Outros autores, considerados mais ou menos próximos à esquerda, adotaram a tese da adesão dos comunistas ao queremismo. É o caso de Manoel Maurício de Albuquerque (ALBUQUERQUE, 1981, p. 606), Ricardo Maranhão (MARANHÃO, 1979, p. 33, 36, 60), Arnaldo Spindel (SPINDEL, 1980, p. 50), Eliezer Pacheco (PACHECO, 1984, p. 191), Paulo Ribeiro da Cunha (CUNHA, 2002, p. 211), Hélio da Costa (COSTA, 1999, p. 101), Daniel Aarão Reis (REIS, 2005, p. 176), Alexandre Fortes (FORTES, 2004, p. 377-8). Este último escreve que o PCB apoiou o movimento queremista “buscando transformar o lema Queremos Getúlio! em algo mais complexo Queremos Constituinte com Getúlio!” (FORTES, 2004, p. 377-8).
Paulo Sérgio Pinheiro, conhecido cientista político, autor de Estratégias da ilusão: a revolução mundial e o Brasil, 1922-1935, obra considerada por Michael Hall a primeira tentativa de situar, “na historiografia brasileira, as vicissitudes do movimento comunista no contexto dos desenvolvimentos internacionais e em relação à tortuosa história da Internacional Comunista”, também afirma que Prestes e os comunistas teriam apoiado o queremismo (PINHEIRO, 1991, p. 222 e orelha).
John D. French, historiador brasileiro, radicado nos EUA, e estudioso do movimento operário brasileiro, é um dos raros autores que reconhece a diferença entre as consignas dos queremistas e dos comunistas (FRENCH, 1995, p. 96), esclarecendo que “um exame da imprensa e dos relatórios comunistas confirma a insistência de Prestes de que ‘Queremos uma Assembleia Constituinte com Getúlio’ jamais foi um slogan oficial do partido em 1945’” (FRENCH, 1995, p. 300, n. 64). French cita, por exemplo entrevista concedida por Prestes a Robert Alexander, em 27 de agosto de 1945, na qual o secretário-geral do PCB “negou ter-se encontrado ou entrado em contato com Vargas em 1945” (FRENCH, 1995, p. 300, n. 68).
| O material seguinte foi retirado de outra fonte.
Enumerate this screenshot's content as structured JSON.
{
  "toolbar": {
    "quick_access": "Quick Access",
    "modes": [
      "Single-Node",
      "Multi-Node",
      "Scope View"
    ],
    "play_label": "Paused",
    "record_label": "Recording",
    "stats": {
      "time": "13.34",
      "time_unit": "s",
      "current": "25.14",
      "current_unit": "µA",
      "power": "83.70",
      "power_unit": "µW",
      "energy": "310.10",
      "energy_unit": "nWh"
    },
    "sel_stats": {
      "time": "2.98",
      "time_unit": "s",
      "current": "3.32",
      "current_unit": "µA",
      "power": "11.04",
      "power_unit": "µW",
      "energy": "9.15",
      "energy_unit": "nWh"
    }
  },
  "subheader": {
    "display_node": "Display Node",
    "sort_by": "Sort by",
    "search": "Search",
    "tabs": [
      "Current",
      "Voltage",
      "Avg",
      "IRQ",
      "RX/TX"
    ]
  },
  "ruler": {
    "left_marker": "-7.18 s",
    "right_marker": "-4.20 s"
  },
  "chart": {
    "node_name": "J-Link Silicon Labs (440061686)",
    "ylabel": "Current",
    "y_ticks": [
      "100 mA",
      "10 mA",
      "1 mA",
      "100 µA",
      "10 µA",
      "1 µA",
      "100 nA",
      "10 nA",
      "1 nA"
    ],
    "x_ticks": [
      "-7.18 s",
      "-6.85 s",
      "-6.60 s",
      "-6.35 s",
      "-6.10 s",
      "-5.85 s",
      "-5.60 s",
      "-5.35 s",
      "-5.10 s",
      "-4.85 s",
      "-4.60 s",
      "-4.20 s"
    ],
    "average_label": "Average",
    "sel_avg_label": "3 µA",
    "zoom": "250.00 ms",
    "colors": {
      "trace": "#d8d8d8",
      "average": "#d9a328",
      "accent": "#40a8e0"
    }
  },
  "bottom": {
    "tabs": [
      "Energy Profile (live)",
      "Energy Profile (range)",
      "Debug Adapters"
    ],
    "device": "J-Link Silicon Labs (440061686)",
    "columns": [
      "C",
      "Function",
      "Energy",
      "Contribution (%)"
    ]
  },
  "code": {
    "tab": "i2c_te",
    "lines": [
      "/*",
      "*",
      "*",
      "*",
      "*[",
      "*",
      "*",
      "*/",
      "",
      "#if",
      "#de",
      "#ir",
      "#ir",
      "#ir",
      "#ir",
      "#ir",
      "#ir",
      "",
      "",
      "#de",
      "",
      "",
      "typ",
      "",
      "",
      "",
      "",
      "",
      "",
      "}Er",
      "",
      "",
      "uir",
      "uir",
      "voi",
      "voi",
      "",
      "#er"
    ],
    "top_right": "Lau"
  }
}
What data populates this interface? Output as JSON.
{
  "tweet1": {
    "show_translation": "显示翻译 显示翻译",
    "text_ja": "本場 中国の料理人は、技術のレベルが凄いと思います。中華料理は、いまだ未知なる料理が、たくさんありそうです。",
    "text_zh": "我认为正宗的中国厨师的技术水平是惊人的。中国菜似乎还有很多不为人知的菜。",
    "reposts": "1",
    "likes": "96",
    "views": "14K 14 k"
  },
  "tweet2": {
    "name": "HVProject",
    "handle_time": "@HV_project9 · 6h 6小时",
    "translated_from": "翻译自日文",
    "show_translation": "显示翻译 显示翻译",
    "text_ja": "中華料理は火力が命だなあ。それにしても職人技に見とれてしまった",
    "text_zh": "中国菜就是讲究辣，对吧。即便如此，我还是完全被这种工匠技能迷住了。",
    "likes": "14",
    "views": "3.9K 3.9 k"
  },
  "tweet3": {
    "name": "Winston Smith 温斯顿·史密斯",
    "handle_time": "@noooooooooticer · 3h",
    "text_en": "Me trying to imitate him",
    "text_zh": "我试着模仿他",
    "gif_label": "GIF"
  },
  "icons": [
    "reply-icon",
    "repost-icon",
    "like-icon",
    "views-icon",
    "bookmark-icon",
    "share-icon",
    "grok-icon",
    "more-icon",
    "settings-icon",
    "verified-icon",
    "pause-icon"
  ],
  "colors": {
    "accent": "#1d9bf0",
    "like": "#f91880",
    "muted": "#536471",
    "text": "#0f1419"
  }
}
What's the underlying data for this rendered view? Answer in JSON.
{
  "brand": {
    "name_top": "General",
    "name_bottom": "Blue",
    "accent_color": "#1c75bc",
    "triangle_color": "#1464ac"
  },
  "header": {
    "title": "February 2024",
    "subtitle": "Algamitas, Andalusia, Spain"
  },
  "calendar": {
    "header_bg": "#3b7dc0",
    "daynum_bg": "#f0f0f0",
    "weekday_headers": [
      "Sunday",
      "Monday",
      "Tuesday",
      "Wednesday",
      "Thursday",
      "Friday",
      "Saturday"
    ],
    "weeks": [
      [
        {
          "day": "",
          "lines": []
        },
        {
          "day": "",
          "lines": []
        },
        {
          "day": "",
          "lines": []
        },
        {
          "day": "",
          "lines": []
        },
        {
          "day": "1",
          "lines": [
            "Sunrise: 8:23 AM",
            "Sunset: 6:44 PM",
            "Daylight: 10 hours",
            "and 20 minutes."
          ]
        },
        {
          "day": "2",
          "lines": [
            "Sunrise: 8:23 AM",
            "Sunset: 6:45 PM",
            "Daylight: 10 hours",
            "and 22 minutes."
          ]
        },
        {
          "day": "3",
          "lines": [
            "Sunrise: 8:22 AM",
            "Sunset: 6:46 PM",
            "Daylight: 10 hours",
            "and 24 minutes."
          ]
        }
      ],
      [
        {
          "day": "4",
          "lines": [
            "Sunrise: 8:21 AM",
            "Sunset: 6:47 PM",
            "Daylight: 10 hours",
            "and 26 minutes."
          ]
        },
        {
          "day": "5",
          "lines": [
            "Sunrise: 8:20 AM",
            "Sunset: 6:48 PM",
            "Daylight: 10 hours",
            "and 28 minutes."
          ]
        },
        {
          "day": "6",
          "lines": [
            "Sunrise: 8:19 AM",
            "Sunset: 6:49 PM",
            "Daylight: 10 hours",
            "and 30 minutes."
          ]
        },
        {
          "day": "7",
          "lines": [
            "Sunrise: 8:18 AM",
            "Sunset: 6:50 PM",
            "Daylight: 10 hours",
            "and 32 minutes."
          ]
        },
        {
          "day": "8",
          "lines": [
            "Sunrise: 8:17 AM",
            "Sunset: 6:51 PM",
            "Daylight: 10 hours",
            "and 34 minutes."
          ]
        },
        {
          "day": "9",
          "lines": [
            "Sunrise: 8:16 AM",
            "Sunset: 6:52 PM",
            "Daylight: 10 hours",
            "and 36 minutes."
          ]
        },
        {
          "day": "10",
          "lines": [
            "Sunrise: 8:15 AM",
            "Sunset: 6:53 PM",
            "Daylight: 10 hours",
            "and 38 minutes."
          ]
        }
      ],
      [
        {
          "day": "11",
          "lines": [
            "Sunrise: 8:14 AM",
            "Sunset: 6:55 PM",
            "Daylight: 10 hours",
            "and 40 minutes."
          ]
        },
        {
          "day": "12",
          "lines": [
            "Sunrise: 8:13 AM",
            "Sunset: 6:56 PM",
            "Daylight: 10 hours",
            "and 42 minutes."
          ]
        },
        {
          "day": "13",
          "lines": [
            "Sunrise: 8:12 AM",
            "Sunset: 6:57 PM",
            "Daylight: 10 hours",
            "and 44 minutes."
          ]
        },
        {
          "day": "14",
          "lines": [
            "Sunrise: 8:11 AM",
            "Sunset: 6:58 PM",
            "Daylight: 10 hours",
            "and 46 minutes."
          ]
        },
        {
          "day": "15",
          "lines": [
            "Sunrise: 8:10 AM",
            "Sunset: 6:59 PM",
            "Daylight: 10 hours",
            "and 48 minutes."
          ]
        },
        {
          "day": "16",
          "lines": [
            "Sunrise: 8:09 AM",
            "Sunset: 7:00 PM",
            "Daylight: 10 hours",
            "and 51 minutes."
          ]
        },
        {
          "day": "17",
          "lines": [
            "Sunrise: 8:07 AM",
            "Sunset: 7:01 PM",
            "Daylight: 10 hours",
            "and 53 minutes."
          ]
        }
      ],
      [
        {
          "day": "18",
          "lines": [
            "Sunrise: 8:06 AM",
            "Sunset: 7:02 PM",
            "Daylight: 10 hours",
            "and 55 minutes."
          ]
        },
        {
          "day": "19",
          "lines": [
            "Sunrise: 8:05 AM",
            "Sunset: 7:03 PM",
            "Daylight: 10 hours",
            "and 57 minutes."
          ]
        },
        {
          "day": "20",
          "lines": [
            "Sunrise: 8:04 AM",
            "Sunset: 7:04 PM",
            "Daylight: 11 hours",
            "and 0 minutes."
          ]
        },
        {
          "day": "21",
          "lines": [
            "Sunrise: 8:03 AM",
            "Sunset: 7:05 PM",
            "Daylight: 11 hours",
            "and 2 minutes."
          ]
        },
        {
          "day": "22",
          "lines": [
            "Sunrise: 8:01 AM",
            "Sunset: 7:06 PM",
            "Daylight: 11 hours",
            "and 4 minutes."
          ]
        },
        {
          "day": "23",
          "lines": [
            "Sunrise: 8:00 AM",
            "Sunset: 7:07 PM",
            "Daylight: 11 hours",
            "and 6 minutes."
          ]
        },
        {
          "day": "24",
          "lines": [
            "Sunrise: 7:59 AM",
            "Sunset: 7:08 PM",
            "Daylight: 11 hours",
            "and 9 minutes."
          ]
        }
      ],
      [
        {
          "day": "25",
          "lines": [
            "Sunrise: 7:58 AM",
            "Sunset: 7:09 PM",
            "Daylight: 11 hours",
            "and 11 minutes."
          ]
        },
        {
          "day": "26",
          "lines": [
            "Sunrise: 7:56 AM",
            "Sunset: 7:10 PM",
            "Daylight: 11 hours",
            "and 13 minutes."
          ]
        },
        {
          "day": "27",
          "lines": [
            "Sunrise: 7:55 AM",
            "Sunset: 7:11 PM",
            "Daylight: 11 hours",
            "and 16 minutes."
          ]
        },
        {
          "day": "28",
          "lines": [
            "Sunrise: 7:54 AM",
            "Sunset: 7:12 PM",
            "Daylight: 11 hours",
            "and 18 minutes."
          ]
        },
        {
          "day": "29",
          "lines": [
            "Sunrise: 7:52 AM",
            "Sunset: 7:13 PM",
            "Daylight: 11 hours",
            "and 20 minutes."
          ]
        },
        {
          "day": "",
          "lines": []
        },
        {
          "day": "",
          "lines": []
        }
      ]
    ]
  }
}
Assim, tratava-se de “políticas paralelas” entre o PTB e o PCB (FRENCH, 1995, p. 300, n. 68).
French entendeu que, para Prestes, o caminho a percorrer em 1945 consistia na “eliminação da Constituição de 1937 e na instituição de uma Assembleia Constituinte livremente eleita” (FRENCH, 1995, p. 111), acrescentando que não houve qualquer encontro pessoal entre Prestes e Vargas, mas uma aliança de forças “conduzida à distância por meio de intermediários”, sendo que “a relação implicava ação paralela mais do que acordos formais negociados” (FRENCH, 1995, p. 112). French registra que “nenhum comunista falou em qualquer comício getulista, bem como os líderes do PTB não apareceram em funções e eventos de massa do PCB”, embora nas manifestações queremistas houvesse a presença de operários getulistas e comunistas (FRENCH, 1995, p. 112).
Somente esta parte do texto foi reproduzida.